"Ah, we build not that way here, señorita," he said. "Three centuries did our people spend in building into St. Mark's the marble carvings brought from the East; erecting the altars; and adorning the walls. These mosaics alone it took workmen two hundred and fifty years to fashion. Venice was a rich Republic, you see, and could well afford to put into this cathedral the money she might have spent on war. Above the slabs of marble are the mosaics, señorita. So it was in St. Sofia, my father told me; the slabs of marble near the ground and the decoration above. This whole cathedral of ours is covered on all the walls with mosaics—pictures made from bits of glass put together to form scenes from the Bible or from history. Even the most ignorant people who had had no schooling could read such stories, could they not?"
Jean nodded.
She was dazzled by the beauty of the place—by the soft light; the walls rich in gold and color; by the many wonderful things there were to be seen. She was interested, too, in the smoothly worn, uneven floor which showed where the piles beneath the church had settled.

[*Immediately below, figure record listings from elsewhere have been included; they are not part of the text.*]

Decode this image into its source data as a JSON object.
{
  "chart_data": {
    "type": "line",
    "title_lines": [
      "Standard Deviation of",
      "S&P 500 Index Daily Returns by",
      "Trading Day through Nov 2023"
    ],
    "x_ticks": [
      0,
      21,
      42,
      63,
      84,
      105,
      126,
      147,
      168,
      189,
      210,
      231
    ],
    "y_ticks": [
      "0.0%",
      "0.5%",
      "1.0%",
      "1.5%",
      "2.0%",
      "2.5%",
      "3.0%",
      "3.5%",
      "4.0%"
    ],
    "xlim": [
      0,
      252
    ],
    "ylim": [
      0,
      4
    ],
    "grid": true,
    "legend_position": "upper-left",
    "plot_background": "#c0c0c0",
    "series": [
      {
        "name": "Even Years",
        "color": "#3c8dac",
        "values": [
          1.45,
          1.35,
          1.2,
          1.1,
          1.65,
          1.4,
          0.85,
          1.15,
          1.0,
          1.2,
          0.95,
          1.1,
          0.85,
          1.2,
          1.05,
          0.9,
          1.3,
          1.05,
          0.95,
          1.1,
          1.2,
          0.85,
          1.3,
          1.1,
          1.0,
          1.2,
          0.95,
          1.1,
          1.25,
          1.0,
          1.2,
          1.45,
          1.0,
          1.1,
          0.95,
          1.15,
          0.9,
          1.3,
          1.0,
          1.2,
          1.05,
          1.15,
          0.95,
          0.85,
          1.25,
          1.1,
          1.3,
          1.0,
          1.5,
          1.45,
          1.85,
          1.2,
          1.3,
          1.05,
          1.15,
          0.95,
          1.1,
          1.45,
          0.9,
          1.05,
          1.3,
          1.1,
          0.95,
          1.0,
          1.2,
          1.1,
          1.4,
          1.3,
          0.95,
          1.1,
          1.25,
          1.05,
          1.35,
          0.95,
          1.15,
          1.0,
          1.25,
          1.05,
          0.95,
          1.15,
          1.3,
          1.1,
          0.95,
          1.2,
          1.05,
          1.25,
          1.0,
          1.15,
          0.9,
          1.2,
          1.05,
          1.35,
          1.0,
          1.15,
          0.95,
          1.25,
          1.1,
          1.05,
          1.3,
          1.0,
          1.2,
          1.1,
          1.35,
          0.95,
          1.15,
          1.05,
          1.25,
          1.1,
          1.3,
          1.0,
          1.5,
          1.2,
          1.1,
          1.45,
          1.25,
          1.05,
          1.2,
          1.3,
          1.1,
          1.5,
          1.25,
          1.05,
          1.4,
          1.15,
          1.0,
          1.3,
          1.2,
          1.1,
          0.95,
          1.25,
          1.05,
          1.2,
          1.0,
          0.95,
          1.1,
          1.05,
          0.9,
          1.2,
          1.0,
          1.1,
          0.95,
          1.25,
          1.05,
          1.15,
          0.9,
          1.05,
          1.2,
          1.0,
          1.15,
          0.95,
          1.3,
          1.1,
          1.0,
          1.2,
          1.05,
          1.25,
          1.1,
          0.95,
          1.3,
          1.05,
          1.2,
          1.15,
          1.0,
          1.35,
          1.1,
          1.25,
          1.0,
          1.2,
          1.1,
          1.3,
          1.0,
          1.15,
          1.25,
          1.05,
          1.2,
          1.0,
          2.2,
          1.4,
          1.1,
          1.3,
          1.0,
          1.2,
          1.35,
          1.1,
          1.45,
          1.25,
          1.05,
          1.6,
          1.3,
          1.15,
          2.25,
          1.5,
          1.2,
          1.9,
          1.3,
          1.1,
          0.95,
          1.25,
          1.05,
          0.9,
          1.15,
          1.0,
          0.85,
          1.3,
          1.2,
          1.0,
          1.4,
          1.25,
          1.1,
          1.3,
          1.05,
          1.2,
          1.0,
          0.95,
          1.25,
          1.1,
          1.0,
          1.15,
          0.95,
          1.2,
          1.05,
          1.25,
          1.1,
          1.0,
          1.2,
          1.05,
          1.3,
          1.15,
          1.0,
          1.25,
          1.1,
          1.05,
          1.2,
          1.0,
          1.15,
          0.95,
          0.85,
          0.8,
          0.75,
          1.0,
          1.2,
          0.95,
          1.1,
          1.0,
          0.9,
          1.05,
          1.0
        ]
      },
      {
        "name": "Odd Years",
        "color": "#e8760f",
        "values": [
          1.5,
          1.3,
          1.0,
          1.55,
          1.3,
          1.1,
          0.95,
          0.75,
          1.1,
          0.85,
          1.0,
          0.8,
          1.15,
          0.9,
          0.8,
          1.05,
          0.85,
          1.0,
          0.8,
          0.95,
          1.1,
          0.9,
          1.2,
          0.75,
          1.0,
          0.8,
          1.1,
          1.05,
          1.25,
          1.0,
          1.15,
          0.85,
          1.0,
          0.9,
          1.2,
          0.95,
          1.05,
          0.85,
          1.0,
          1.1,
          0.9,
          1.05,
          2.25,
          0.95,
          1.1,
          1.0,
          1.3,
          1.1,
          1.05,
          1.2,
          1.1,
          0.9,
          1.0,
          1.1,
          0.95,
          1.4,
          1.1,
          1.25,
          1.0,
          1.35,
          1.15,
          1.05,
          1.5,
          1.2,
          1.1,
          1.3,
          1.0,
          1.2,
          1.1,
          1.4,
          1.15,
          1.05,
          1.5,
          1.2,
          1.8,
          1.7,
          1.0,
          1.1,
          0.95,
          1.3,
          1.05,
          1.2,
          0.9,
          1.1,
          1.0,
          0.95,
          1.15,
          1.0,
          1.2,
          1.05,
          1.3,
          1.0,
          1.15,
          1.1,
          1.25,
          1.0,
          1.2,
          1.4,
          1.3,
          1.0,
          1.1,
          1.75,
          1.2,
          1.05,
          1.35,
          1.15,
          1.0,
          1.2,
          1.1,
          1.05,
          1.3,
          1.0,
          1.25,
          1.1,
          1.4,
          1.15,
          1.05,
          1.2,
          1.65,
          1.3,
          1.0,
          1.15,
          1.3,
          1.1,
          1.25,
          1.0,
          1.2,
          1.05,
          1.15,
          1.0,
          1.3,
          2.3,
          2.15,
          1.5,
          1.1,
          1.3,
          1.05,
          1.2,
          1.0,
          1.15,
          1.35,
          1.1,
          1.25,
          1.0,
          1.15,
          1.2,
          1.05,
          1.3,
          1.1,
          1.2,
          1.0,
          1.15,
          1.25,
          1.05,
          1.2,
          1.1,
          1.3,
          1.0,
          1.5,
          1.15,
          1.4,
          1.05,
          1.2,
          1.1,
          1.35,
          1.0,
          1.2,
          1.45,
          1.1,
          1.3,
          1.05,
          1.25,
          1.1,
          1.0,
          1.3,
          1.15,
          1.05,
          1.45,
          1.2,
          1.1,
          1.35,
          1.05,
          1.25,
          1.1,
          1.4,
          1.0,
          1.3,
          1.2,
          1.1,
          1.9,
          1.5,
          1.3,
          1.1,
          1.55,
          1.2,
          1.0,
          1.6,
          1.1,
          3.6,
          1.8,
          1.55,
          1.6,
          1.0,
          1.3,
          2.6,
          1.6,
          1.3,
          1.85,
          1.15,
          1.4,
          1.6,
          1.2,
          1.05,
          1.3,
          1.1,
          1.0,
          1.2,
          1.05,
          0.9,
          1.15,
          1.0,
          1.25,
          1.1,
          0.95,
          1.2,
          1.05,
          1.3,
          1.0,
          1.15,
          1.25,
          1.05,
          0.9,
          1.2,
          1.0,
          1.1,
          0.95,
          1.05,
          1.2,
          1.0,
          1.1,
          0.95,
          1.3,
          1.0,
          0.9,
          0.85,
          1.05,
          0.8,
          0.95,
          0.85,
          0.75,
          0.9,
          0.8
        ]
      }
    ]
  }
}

"Mosaic makers, you know, Jean, began crude attempts at making pictures in glass thousands of years ago, for glass-making was familiar to the Egyptians as well as to the Phœnicans and Syrians. The Greeks and Romans, too, were great glass-makers. So glass-making came down through the ages. The Byzantine churches usually were lighted by a row of tiny glass windows round the base of the dome. Some of this ancient glass still remains in St. Sofia. The common way of making such windows was to cut a design in a slab of marble or plaster, and then insert small pieces of colored glass. Sometimes, too, a pattern for wall decoration was worked out by sticking fragments of glass into soft stucco. So the first mosaic work began. We can see some of it in the museums of England."
"There seems to be a great deal to see in those London museums, Uncle Bob," Jean gasped.
"I am afraid you will be more convinced of that fact than ever when you get there," chuckled Uncle Bob. "But to return to Giusippe's mosaics. You may remember, perhaps, that when the Mohammedans invaded Constantinople and found how important a part the glass-makers played in decorating the churches, they at once handed the artisans over to the caliphs, that they might be set to work adorning their mosques. Now the Mohammedans believed it a crime to make a copy of either man or woman in a picture, a carving, or a statue. It was punishable to pay reverence to sacred figures; therefore all decoration in their churches took the form of flowers, fruit, or conventional designs. So no great mosaic pictures with figures such as these were made. Between the thirteenth and fourteenth centuries Damascus became the center of glass-making, and there are in existence in some of the museums old Arab lamps which hung in the mosques with inscriptions from the Koran engraved upon them. It is Giusippe's St. Mark's which revived the art of mosaic making, and served as the bridge between those Pagan days and the days when with Christianity the arts revived and mosaic makers began to represent in glass figures of Christ and the saints."
"And then the painters came, as Giusippe has said," put in Jean.
"Yes, the great artists were born, and from that time pictures on canvas instead of pictures of glass decorated the churches. But the mosaic makers did an important service to art, for it was they who indirectly gave to the world the idea of making stained-glass windows. And in Venice those who ceased to make mosaics made instead the beautiful Venetian glass of which Giusippe has told us."
"And are there no mosaics made now, Uncle Bob?" asked Jean.
"Yes. When in 1858 it became necessary to restore some of the mosaics in St. Mark's, a descendant of one of the old Murano glass workers named Radi, together with a Dr. Salviati, started a factory on the Grand Canal, where they gradually revived some of the past glory of Venice. They copied the old time glass products, making Arab lamps such as hung in the mosques; cameo work similar to the Naples and Portland vases; and pictures in mosaic. It was they who did The Last Supper for Westminster Abbey, and the mosaics for Albert Memorial Hall in London."